Foto: Thomas Hawk (cc)
„Lesen ist Fernsehen im Kopf“, lautete ein dummer Werbeslogan des Buchhandels, der vor etlichen Jahren Stimmung für „das gute Buch“ machen sollte. Dumm, weil er andeutet, dass Fernsehen umgekehrt nicht „im Kopf“ stattfindet, sondern – im Magen? Zwischen den großen Zehen? Fressen, F_cken*, Fernsehen, das sind bekanntlich die drei Fs, mit denen das deutsche Privatfernsehen seit seinen Anfangstagen, aus denen der Slogan datiert, Bildungsbürgern Angst um das kulturelle Erbe des Abendlandes macht.
Die Verortung des Lesens im Kopf, in einer immateriellen Sphäre des Geistes, führt auch schon deswegen in die Irre, weil sie vergessen macht, dass, wer viel liest und vielleicht auch noch schreibt, unglaubliche Mengen von Material anhäuft, Bücher, Magazine, Manuskripte. Spätestens beim Umzug in eine andere Wohnung zeigt sich, dass das, was in der europäischen Geistesgeschichte als bloßes Transportmittel für federleichte Gedanken gilt, tatsächlich eine behäbige Masse von beträchtlichem Gewicht darstellt.
Der Hinweis „Please don’t print this unless you really need to!“ ist mittlerweile eine gängige E-Mail-Signatur. Energie sparen, Papier sparen – die Umwelt freut sich. Klar, man kann Mails auf dem Bildschirm lesen und, wenn nötig, auf der Festplatte speichern. Ähnliches gilt für Artikel, die man im Internet gefunden hat. Leider hat Computer-Hardware die unangenehme Eigenschaft, gelegentlich den Geist aufzugeben oder sonst wie abhandenzukommen. Schade, wenn man seine Daten dann nicht extern gesichert hat. Vor einigen Jahren habe ich deshalb damit begonnen, Sicherheitskopien auf CD-ROMs anzulegen.

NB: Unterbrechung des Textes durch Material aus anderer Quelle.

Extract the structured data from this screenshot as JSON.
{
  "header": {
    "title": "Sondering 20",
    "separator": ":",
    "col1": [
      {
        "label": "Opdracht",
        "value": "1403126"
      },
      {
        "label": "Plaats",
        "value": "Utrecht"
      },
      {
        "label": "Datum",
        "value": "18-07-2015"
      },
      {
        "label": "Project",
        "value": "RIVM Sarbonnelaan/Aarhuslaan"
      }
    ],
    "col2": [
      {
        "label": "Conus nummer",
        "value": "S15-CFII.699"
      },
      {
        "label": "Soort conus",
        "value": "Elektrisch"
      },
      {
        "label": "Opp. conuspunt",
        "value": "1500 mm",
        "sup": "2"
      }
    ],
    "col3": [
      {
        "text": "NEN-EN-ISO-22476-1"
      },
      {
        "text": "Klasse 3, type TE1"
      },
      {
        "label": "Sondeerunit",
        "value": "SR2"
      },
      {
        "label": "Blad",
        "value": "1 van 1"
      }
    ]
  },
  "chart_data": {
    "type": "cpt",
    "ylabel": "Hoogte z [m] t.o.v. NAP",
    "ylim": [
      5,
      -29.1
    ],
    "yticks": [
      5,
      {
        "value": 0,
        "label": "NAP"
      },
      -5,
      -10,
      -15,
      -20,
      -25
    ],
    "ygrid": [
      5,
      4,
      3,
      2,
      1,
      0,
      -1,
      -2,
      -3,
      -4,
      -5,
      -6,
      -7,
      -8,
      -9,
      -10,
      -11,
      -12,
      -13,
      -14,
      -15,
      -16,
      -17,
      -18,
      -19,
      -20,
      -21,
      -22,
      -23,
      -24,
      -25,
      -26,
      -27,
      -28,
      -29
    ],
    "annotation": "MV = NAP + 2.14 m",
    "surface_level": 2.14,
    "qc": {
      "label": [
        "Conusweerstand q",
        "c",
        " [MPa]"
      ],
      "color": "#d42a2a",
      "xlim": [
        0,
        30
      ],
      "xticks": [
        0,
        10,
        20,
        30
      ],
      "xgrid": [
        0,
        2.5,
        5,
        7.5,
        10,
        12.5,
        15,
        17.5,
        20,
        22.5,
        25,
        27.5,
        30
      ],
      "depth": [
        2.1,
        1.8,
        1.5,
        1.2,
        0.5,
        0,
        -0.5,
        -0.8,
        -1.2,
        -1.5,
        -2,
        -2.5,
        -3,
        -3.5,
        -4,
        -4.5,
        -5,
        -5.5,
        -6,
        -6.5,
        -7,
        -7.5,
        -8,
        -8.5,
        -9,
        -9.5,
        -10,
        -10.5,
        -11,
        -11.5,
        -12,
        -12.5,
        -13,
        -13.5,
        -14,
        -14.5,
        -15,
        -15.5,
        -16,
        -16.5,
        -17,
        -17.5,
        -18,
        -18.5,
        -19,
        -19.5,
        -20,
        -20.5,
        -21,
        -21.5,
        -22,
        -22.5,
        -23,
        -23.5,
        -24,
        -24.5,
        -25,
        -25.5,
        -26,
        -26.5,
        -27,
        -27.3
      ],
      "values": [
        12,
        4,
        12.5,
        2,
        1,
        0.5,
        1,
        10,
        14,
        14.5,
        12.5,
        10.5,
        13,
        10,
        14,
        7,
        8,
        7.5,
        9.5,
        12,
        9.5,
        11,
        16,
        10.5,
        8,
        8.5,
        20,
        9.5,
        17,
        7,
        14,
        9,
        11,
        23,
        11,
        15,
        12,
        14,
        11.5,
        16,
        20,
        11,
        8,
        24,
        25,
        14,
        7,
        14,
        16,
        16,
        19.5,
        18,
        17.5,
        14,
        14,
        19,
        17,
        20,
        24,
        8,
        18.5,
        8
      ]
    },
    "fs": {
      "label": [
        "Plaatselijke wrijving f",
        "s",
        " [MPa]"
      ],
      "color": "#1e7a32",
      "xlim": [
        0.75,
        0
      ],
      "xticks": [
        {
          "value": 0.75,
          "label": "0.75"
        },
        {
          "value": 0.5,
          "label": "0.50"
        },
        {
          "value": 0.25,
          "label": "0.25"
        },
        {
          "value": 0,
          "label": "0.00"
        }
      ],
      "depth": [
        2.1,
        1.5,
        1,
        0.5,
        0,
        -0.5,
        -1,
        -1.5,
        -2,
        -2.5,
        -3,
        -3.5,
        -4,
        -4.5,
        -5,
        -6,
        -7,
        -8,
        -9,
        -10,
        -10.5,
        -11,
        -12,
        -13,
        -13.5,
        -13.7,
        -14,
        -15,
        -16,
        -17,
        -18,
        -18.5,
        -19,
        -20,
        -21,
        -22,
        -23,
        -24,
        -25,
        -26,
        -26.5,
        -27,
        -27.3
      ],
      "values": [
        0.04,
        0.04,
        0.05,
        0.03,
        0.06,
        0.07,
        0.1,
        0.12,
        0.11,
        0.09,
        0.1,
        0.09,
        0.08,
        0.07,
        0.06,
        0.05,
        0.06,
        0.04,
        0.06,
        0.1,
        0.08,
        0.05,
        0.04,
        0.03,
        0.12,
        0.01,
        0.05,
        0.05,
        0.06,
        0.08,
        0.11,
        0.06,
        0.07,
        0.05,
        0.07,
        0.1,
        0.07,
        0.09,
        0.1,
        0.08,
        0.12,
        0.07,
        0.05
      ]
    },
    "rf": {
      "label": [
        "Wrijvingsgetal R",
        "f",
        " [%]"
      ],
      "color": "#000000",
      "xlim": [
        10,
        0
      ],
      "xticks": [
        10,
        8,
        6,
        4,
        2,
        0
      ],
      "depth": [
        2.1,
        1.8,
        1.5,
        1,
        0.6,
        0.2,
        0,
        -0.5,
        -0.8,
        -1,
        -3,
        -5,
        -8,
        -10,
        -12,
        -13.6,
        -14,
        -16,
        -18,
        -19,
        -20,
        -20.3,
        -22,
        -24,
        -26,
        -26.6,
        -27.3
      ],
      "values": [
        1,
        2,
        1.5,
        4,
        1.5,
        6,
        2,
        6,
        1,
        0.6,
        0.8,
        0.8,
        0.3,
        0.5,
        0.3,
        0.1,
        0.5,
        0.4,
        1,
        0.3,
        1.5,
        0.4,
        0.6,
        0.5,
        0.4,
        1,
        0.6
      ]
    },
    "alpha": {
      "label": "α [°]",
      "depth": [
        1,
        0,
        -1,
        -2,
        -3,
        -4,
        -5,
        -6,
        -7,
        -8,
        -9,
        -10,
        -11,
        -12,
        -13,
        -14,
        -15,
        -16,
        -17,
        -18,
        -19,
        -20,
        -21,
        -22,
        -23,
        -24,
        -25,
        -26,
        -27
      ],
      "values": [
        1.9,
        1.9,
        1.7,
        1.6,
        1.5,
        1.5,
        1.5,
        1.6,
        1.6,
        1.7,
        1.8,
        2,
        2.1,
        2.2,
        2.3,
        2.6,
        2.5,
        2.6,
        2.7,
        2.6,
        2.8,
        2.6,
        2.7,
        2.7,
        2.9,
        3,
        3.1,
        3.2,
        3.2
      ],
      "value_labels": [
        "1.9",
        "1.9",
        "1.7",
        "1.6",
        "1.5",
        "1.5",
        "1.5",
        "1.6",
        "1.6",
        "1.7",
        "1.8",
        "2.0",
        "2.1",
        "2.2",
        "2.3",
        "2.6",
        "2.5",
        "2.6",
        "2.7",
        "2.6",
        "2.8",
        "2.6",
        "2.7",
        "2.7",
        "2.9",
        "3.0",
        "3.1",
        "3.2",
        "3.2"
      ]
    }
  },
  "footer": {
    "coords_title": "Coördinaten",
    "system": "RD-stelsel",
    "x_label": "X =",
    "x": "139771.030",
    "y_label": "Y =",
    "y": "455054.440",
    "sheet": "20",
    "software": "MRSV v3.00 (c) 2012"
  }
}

Doch auch diese werden mit der Zeit hinfällig, der Jahrgang 2004 zeigt bereits eine erschreckende Ausfallquote. Deswegen steht demnächst der Kauf einer externen Festplatte an (die ebenfalls nicht ewig halten wird).
Aber muss man überhaupt Daten für sich speichern? Ist es nicht altmodisch oder gar zwanghaft, Informationen besitzen zu wollen? Ebenso gut kann man Links als Favoriten im Browser bookmarken. Der Imperativ des Web 2.0 heißt überdies „Share!“. Anstatt ein privates Archiv anzulegen, sei es ein Zeichen der Fortschrittlichkeit, Interessantes im freien Fluss der Datenströme durch Social Bookmarks zu adressieren und für andere nutzbar zu machen.
Meine Erfahrung ist allerdings, dass etwa die YouTube-Videos, die mir auffallen, recht bald gelöscht werden: „This video has been removed due to terms of use violation“, heißt es dann. Offenbar kollidieren meine Interessen mit dem Urheberrecht und den Sauberkeitsvorstellungen von selbst erklärten Moralhütern, die auf Videoportalen für familienfreundliche Wohlfühlatmosphäre sorgen wollen.
Auch Blogs und Webseiten verschwinden auf Nimmerwiedersehen, noch bevor sie von der Wayback Machine archiviert werden konnten. Außerdem setzen manche Website-Betreiber das Meta-Tag „noarchive“ ein, das das Speichern von Seiten im Google-Cache verhindert.
Dieser Text hat einen konkreten Anlass: Moistworks ist vom Netz. Mindestens seit vorigen Sonntag kommt beim Aufrufen der Webseite der Hinweis des Hosts „This site has been suspended“. Das ist wirklich ein großer Verlust, das MP3-Blog, von einer Gruppe amerikanischer Autoren mit Stories und Musik bestückt, gehörte zum Besten, was ich bisher im Web 2.0 entdecken konnte. Gerade wollte ich noch Worte des Lobes schreiben, insbesondere der auf diesem Blog veröffentlichte Nachruf auf den Schriftsteller David Foster Wallace stach aus dem unsäglichen Quatsch heraus, den man andernorts lesen musste. Zu spät: Den Moistworks-Beitrag habe ich nicht gespeichert. Meine Lesezeichen, die Links, sie führen jetzt ins Nichts.